America’s economy is wildly confusing right now. Here’s what’s really going on
CNN
Just 10 days ago, anxious markets were freaking out about the US economy, convinced that the recession we’ve avoided for three years was finally happening. It appears to have be a wild overreaction (amplified by some unrelated financial shenanigans) to a single report on the labor market.
Just 10 days ago, anxious markets were freaking out about the US economy, convinced that the recession we’ve avoided for three years was finally happening. It appears to have be a wild overreaction (amplified by some unrelated financial shenanigans) to a single report on the labor market. The whole episode illustrates the folly of obsessing about a single data point when trying to assess the state of America’s broad and complicated economy. Viewed on its own, the unexpectedly sharp rise in unemployment two weeks ago was a giant red flag. But the labor market didn’t just fall out of a coconut tree, as Vice President Kamala Harris might say. (It exists in the context of all in which we live and all that came before it.) The truth is the economy is in pretty solid shape, and no serious economists are talking about an imminent recession.
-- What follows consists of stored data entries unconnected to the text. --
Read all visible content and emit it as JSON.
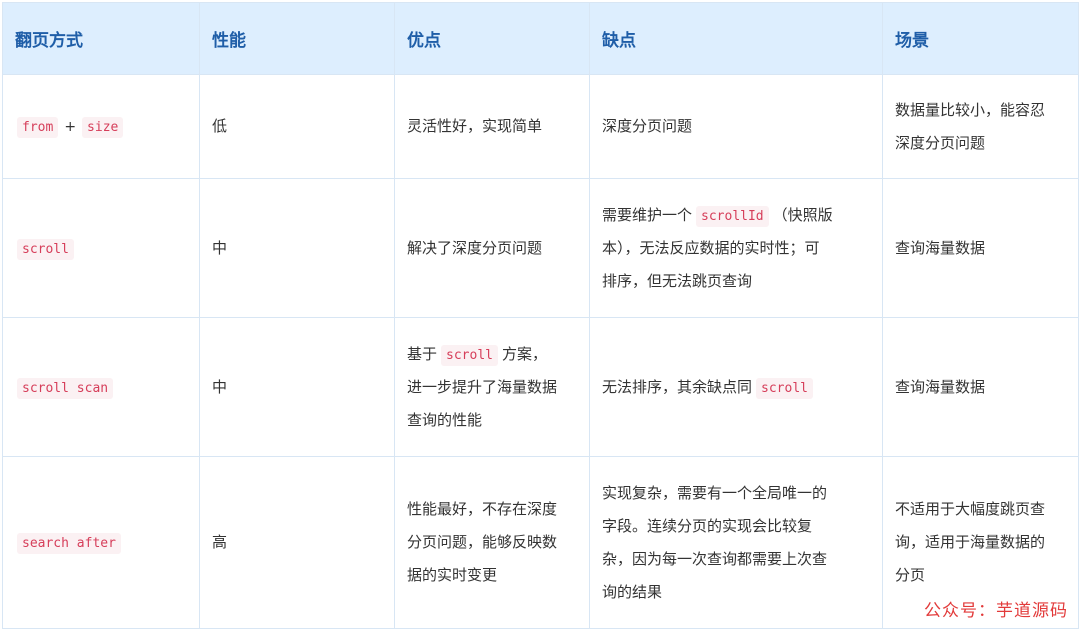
{
  "headers": [
    "翻页方式",
    "性能",
    "优点",
    "缺点",
    "场景"
  ],
  "rows": [
    {
      "method": [
        "from",
        "+",
        "size"
      ],
      "performance": "低",
      "pros": "灵活性好，实现简单",
      "cons": "深度分页问题",
      "scenario_line1": "数据量比较小，能容忍",
      "scenario_line2": "深度分页问题"
    },
    {
      "method": "scroll",
      "performance": "中",
      "pros": "解决了深度分页问题",
      "cons_line1_pre": "需要维护一个",
      "cons_code": "scrollId",
      "cons_line1_post": "（快照版",
      "cons_line2": "本），无法反应数据的实时性；可",
      "cons_line3": "排序，但无法跳页查询",
      "scenario": "查询海量数据"
    },
    {
      "method": "scroll scan",
      "performance": "中",
      "pros_pre": "基于",
      "pros_code": "scroll",
      "pros_post": "方案，",
      "pros_line2": "进一步提升了海量数据",
      "pros_line3": "查询的性能",
      "cons_pre": "无法排序，其余缺点同",
      "cons_code": "scroll",
      "scenario": "查询海量数据"
    },
    {
      "method": "search after",
      "performance": "高",
      "pros_line1": "性能最好，不存在深度",
      "pros_line2": "分页问题，能够反映数",
      "pros_line3": "据的实时变更",
      "cons_line1": "实现复杂，需要有一个全局唯一的",
      "cons_line2": "字段。连续分页的实现会比较复",
      "cons_line3": "杂，因为每一次查询都需要上次查",
      "cons_line4": "询的结果",
      "scenario_line1": "不适用于大幅度跳页查",
      "scenario_line2": "询，适用于海量数据的",
      "scenario_line3": "分页"
    }
  ],
  "watermark": "公众号：芋道源码",
  "colors": {
    "header_bg": "#ddeefe",
    "header_text": "#1f5ea8",
    "code_text": "#d63e5a",
    "code_bg": "#fbf1f3",
    "border": "#d8e6f4",
    "watermark": "#e23a3a"
  }
}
The truth is also that people feel strapped, that housing has become unaffordable for millions of Americans and that prices are not coming down even as inflation cools. In the run-up to the election, politicians are going to seize on whichever economic narrative puts their agenda in the most favorable light. One way to do that is to zoom in on a single topic — supermarket prices, say — and steer clear of any contradictions or caveats that muddy the message. That’s politics. When you zoom out, the economy is telling its own story, and it is full of nuance.